Pressure or posturing: the curious case of Akash Anand’s dismissal
The Hindu
This was the impression of a senior Bahujan Samaj Party leader about the party’s then-national coordinator Akash Anand when he addressed a rally in Ghaziabad on April 7.
“Humare paas bhi gora chitta jawan hai (we also have a fair and handsome young man) who could answer political opponents and the media in their language.” This was the impression of a senior Bahujan Samaj Party leader in western Uttar Pradesh about the party’s then-national coordinator Akash Anand when he addressed a rally in Ghaziabad on April 7.

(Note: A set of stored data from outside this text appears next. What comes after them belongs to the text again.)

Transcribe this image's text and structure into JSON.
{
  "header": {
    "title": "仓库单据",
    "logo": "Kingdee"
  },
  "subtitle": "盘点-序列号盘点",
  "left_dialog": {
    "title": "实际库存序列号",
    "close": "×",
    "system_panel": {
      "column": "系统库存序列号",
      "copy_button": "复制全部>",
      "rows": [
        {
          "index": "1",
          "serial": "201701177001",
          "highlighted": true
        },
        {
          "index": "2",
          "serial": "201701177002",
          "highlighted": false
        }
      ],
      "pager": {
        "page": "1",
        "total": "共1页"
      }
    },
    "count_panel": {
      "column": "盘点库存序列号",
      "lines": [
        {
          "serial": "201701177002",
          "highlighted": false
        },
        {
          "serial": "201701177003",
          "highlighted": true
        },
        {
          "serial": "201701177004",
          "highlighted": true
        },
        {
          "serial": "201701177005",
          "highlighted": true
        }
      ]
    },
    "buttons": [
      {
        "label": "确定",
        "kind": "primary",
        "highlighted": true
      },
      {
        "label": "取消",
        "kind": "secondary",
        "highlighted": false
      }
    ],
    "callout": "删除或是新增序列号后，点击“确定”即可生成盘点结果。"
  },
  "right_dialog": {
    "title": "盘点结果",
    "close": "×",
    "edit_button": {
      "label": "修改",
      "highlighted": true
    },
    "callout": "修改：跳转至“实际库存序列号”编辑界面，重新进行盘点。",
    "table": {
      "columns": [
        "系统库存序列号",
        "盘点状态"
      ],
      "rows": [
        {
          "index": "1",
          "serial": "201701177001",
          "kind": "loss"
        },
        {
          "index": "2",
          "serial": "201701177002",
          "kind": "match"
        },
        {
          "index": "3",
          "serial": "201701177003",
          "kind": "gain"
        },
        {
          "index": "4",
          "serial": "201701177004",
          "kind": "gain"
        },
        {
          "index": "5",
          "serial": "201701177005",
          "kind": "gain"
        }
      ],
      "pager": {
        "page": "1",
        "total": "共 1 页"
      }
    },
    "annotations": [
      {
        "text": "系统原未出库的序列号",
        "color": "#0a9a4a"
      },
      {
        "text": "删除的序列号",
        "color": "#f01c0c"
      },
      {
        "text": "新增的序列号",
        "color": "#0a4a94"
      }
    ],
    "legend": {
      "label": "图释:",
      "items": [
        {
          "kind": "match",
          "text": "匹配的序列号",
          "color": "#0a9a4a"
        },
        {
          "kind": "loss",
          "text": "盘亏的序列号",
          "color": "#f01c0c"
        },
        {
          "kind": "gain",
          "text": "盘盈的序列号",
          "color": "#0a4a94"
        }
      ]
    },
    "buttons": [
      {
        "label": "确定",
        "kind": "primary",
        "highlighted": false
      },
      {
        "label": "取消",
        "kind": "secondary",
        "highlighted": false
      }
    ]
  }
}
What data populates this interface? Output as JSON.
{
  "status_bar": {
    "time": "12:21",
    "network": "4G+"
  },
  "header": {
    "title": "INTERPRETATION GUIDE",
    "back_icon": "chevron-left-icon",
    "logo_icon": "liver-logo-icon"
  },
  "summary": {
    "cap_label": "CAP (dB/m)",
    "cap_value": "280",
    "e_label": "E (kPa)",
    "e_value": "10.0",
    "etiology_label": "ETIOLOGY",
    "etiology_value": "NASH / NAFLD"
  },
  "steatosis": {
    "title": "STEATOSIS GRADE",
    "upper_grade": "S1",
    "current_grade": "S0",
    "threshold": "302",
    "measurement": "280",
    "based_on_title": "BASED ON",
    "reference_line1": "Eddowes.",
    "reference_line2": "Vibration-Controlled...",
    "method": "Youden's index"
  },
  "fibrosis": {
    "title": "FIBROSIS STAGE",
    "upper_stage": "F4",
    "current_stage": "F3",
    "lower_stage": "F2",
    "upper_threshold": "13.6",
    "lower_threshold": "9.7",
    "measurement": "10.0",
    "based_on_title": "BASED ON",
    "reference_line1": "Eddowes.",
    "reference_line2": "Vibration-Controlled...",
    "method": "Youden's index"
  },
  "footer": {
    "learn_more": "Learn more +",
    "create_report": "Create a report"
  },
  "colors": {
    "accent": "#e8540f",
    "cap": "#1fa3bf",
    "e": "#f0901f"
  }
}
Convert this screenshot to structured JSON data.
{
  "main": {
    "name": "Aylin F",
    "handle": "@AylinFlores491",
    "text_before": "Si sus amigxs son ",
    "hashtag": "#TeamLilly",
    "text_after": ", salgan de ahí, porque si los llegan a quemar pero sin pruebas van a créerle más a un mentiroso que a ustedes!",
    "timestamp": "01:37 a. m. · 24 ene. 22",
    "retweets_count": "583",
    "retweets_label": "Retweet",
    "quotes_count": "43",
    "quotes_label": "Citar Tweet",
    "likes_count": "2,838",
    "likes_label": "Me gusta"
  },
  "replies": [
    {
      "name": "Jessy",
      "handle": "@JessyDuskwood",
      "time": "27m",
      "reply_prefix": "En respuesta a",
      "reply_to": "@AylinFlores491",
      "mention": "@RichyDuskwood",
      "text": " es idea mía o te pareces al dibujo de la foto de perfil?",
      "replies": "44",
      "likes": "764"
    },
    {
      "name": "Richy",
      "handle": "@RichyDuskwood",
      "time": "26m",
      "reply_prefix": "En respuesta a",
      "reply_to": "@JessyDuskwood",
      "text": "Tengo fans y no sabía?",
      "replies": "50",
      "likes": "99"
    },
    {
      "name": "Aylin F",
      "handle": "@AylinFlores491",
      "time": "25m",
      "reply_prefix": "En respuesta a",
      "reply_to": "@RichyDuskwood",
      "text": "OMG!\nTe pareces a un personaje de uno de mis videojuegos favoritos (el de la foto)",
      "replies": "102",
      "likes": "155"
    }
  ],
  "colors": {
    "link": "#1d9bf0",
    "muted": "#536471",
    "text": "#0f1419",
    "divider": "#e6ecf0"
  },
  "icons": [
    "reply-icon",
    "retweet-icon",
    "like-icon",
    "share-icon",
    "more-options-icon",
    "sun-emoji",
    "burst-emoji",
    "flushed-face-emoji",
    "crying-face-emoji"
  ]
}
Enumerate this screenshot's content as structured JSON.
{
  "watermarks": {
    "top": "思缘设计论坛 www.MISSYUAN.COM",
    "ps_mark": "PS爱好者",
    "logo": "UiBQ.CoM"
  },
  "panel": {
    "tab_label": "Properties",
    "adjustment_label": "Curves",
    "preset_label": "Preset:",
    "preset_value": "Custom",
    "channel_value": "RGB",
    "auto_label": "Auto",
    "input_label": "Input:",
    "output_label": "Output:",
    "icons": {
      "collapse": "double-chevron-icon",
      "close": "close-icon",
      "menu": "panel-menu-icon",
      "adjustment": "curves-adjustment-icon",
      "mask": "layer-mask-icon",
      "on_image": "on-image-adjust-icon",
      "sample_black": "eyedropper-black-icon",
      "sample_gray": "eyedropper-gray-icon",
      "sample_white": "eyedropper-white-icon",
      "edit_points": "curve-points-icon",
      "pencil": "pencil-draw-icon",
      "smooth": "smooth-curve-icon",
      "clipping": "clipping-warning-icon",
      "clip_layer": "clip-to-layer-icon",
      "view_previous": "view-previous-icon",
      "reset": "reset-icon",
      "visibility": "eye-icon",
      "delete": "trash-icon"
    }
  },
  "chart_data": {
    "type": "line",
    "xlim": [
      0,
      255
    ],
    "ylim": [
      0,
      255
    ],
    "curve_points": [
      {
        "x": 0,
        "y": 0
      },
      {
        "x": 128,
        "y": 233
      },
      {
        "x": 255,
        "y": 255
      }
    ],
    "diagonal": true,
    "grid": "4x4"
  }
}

A month later, Mr. Anand, who completed a post-graduate degree in London before joining politics, was sacked from the position by his aunt and BSP supremo Mayawati, after he was booked for a model poll code violation for using abusive language against the ruling Bharatiya Janata Party (BJP) in his speeches.
Party sources are quiet on their party chief’s decision to remove Mr. Anand till “he becomes mature”, but they do point out the parts of Mr. Anand’s speeches that were not unparliamentary and seemed politically mature.
A look at his speeches, right from the Ghaziabad rally, indicates that he was targeting the BJP much more pointedly than the Samajwadi Party. He questioned the “financial prudence” of the BJP’s ration doles and described it is “an opium that is being fed to 80 crore Indians”. He went on to make impromptu calculations to tell the audience that they would have eaten much better had the government ensured even class IV jobs for them. “You would have made at least ₹2.5 lakh a year but now you are getting, at the most, ₹12,000 a year in the form of ration.” He alleged that ₹2 lakh crore of people’s taxes go into feeding 80 crore Indians. “This tax money, which should have gone into making schools, hospitals, and providing clean water, is being spent on ration,” he noted.
He also underlined that the BSP is the only party which came out clean in the recent revelation of electoral bond scheme data. It was only after he felt that the audience was not responding to his maths and English phrases that he would switch to a more aggressive tone, perhaps to match the emerging competition from Chandra Shekhar Azad of the Azad Samaj Party.
Observers said that his speeches did not go down well with the ruling dispensation. It also pushed the right-wing ecosystem to question the source of the BSP’s funding. Mr. Anand’s removal in the middle of the election process is being seen as the BSP’s surrender to the BJP, which will help the Samajwadi Party-Congress alliance. Now there is no fig leaf left for the BSP to hide behind as far as Ms. Mayawati’s Muslim vote bank is concerned, and the Jatavs are also puzzled.
There is a section in her community that feels that she is running with the hare and hunting with the wolves in this election. Though she has fielded 20 Muslims and four Yadavs to scuttle the chances of the SP, there are several seats where her candidates are also making the BJP sweat it out this summer.